By 1912, Edgar Rice Burroughs was imagining the trip in reverse: John Carter is from Virginia (though he has an alien quality of seeming agelessness), and makes his journey to Mars (called Barsoom by the locals) by some sort of strange astral projection. Like his fictional predecessors in Lucian, he finds himself in the midst of warring alien beings. Carter’s experience fighting in the American Civil War has prepared him for the sacrifices required in such circumstances.

Burroughs wrote about John Carter for decades. And throughout the twentieth century, writers, artists, composers and film-makers returned again and again to our closest planetary neighbour. Exploration to and invasion from Mars have provided tremendous cinematic and science fictional material. Or science fact, as the trailer for Robinson Crusoe on Mars, released in 1964, boldly claimed.
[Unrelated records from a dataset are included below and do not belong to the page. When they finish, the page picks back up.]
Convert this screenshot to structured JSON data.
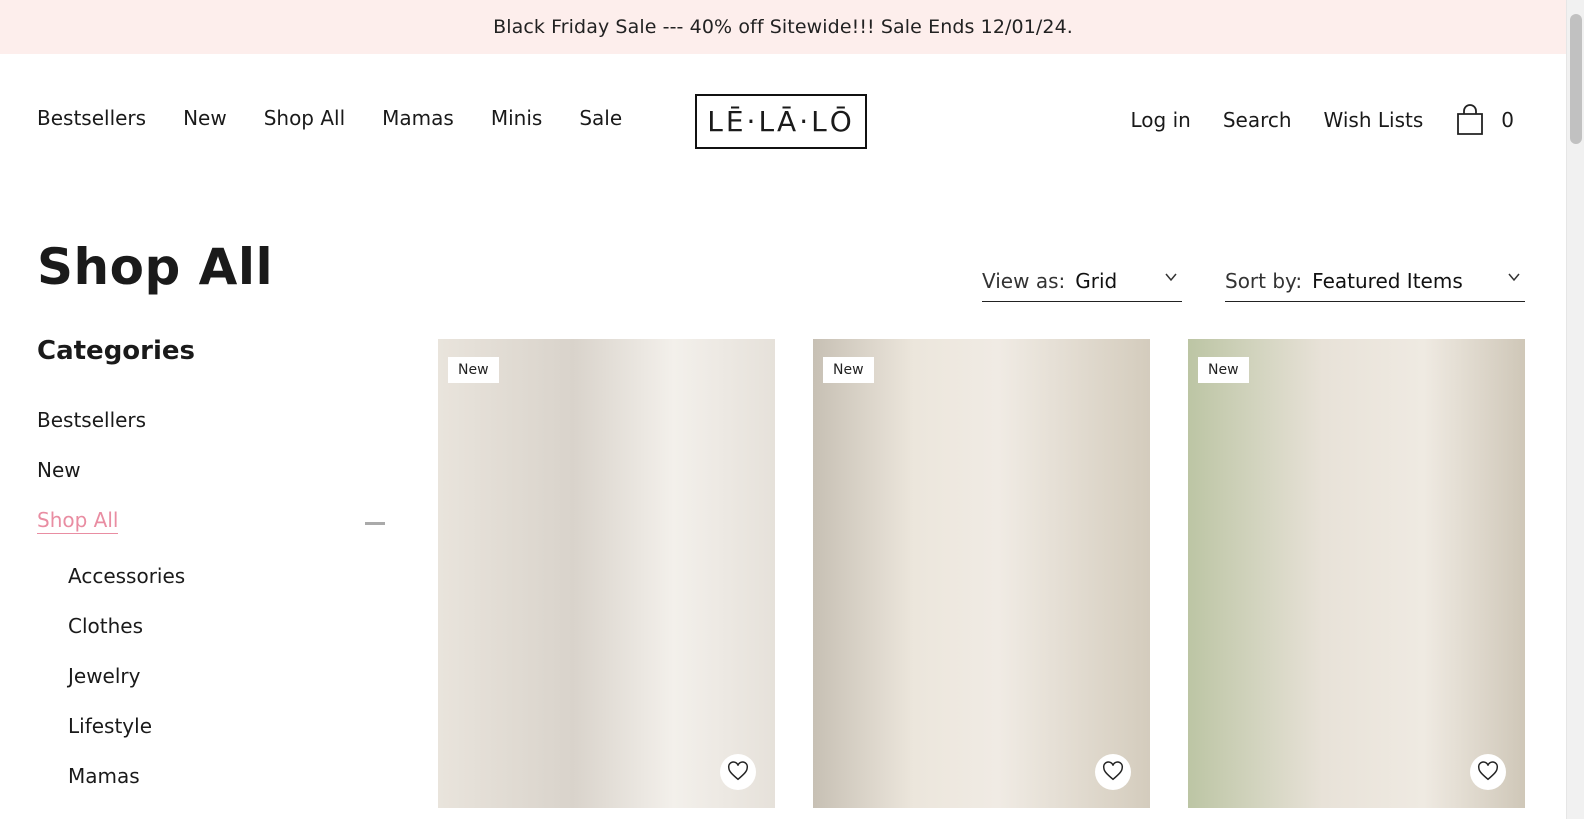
{
  "announcement": "Black Friday Sale --- 40% off Sitewide!!! Sale Ends 12/01/24.",
  "nav": {
    "left": [
      "Bestsellers",
      "New",
      "Shop All",
      "Mamas",
      "Minis",
      "Sale"
    ],
    "logo": "LĒ·LĀ·LŌ",
    "login": "Log in",
    "search": "Search",
    "wishlists": "Wish Lists",
    "cart_count": "0"
  },
  "page_title": "Shop All",
  "view": {
    "label": "View as:",
    "value": "Grid"
  },
  "sort": {
    "label": "Sort by:",
    "value": "Featured Items"
  },
  "categories": {
    "title": "Categories",
    "items": [
      "Bestsellers",
      "New",
      "Shop All"
    ],
    "active": "Shop All",
    "sub": [
      "Accessories",
      "Clothes",
      "Jewelry",
      "Lifestyle",
      "Mamas"
    ]
  },
  "products": [
    {
      "badge": "New"
    },
    {
      "badge": "New"
    },
    {
      "badge": "New"
    }
  ]
}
By 1964, when a man was stranded on Mars, he did have aliens to fear, but not Martians. Humanoids from Orion – using Mars for mining missions – were the source of peril for Kit Draper and the only fellow-survivor (a monkey) of his aborted space flight: ‘This film is scientifically authentic,’ read the blurb at the beginning and end of the trailer. ‘It is only one step ahead of present reality!’ But still it revealed something important: the more we discovered about Mars, the more it changed the way people wrote about it, and shaped the kind of stories they could write.

Andy Weir’s The Martian was one of last year’s best-selling books, and the upcoming film adaptation is likely to repeat its success. Perhaps it’s a sign of our more sceptical times that the only Martian in this story is no alien, but an all-too-human NASA astronaut left behind by his crew. Even more so than Kit Draper, Mark Watney – the stranded engineer – is a man who must cope with the difficulties of being utterly alone in a landscape which is hostile, not because of alien inhabitants, but because of his own human frailty.

It took us so long to imagine the Martians, and our obsession with them has undoubtedly led to scientific progress that HG Wells could only have imagined. Even now, a NASA team is holed up in an isolated testing lab in Hawaii. They will live for a year in a dome measuring 36 feet in diameter, on the northern slopes of Mauna Loa. But the more we have discovered, the less we have been able to imagine. Where once writers could populate Mars with all manner of alien beings, now we have had to move those creatures further afield. We know too much – and crucially, so do readers and viewers – to keep pretending that the aliens are up there, digging their canals. Mars has lost none of its wonder, but it has certainly shed some of its mystery.